Our research lines

Harnessing the information-processing capacity of bacteria for new biological devices

Engineered biological circuits

Designing biocircuits to perform predefined functions

Genetic and metabolic networks are like cascades of events triggered by certain inputs, such as environmental signals, to deliver outputs. We design and implement synthetic networks that process inputs into outputs according to predefined rules encoded in the genetics of microbes. This set of rules is equivalent to an algorithm. In other words, we program biocomputations that are tailored to an application or case study in the environmental field. We are currently working with the bacteria E. coli, P. putida, G. sulfurreducens and P. protegens.

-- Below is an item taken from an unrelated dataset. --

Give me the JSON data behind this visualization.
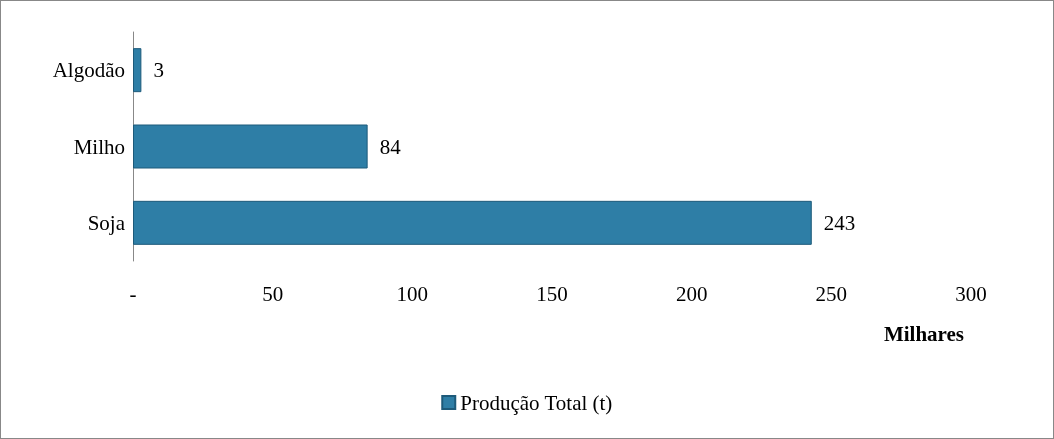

Biological complexity: from context to evolution

Understanding how context affect performance

Genetic circuits are much more than DNA sequences and they do not guarantee the same behaviour in different organisms. Their performance is influenced by how the host context interacts with the circuits, something we call contextual dependencies. Our aim is to characterise these interactions and modify the spatial structure of circuits and the extracellular environment to affect their performance without modifying the DNA. Ultimately, we aim to achieve the challenging goal of programming evolutionary dynamics.

Mathematical modelling beyond experiments

Towards a comprehensive understanding of biological systems

How does ribosome jamming alter translation? What are the effects of transcription-translation coupling of circuits? Can multicellular systems be effectively modulated? We use mathematical modelling and computational simulations to better understand how biological systems work. In addition, these tools allow us to design and predict the performance of new biological circuits, as well as to interpret experimental results to refine initial designs.

Standards, automation, and data handling

Committed to synthetic biology standardisation

Our laboratory uses and has contributed to the Standard European Vector Architecture (SEVA) and the Synthetic Biology Open Language (SBOL). We are developing methods to visualise and edit design information in a user-friendly manner, and we use automation machinery. Ensuring that these and other automation facilities fit our laboratory’s requirements is a task in its own: we write protocols, methods, and calibration scripts, centralise information and engineer our own ad hoc solutions.

Ongoing projects

From evolution to standardisation, we meet the challenges of synthetic biology

ECCO: Evolutionary Cellular Computing for Environmental Synthetic Biology
  • Duration: Oct 2022 – Sep 2027.
  • Funding body: European Research Council (ERC Consolidator Grant).
  • Project number: 101044360
EMMA: Engineering multi-functional microbes for plant-related applications
  • Duration: Sep 2022 – Dec 2025.
  • Funding body: Ministerio de Ciencia / Agencia Estatal de Investigación as part of the Severo Ochoa programm with code CEX2020-000999-S
CONTEXT: Engineering context-aware synthetic biological circuits
  • Duration: Sep 2020 – Sep 2024.
  • Funding body: Comunidad de Madrid.
  • Project number: 2019-T1/BIO-14053
BIOSINT- CM: Biología Sintética Tridimensional en Bacterias de BIocontrol Ambiental
  • Duration: July 2021 – July 2024.
  • Funding body: Comunidad de Madrid.
  • Project number: Y2020/TCS-6555
MULTI-SYSBIO: Implementing social relationships in synthetic multicellular systems to achieve robust and reliable biocomputations
  • Duration: Sep 2021 – Sep 2024.
  • Funding body: Ministerio de Ciencia – Agencia Estatal de Investigación.
  • Project number: PID2020-117205GA-I00

Finished projects

Explore our past research

Fostering Synthetic Biology standardisation through international collaboration
  • Duration: Sep 2018 – Sep 2021.
  • Funding body: European Commission (H2020).
  • Project number: 820699
SynBio3D: Establishing the engineering fundamentals of three-dimensional synthetic biology
  • Duration: Feb 2018 – Aug 2020.
  • Funding body: Engineering and Physical Sciences Research Council (EPSRC).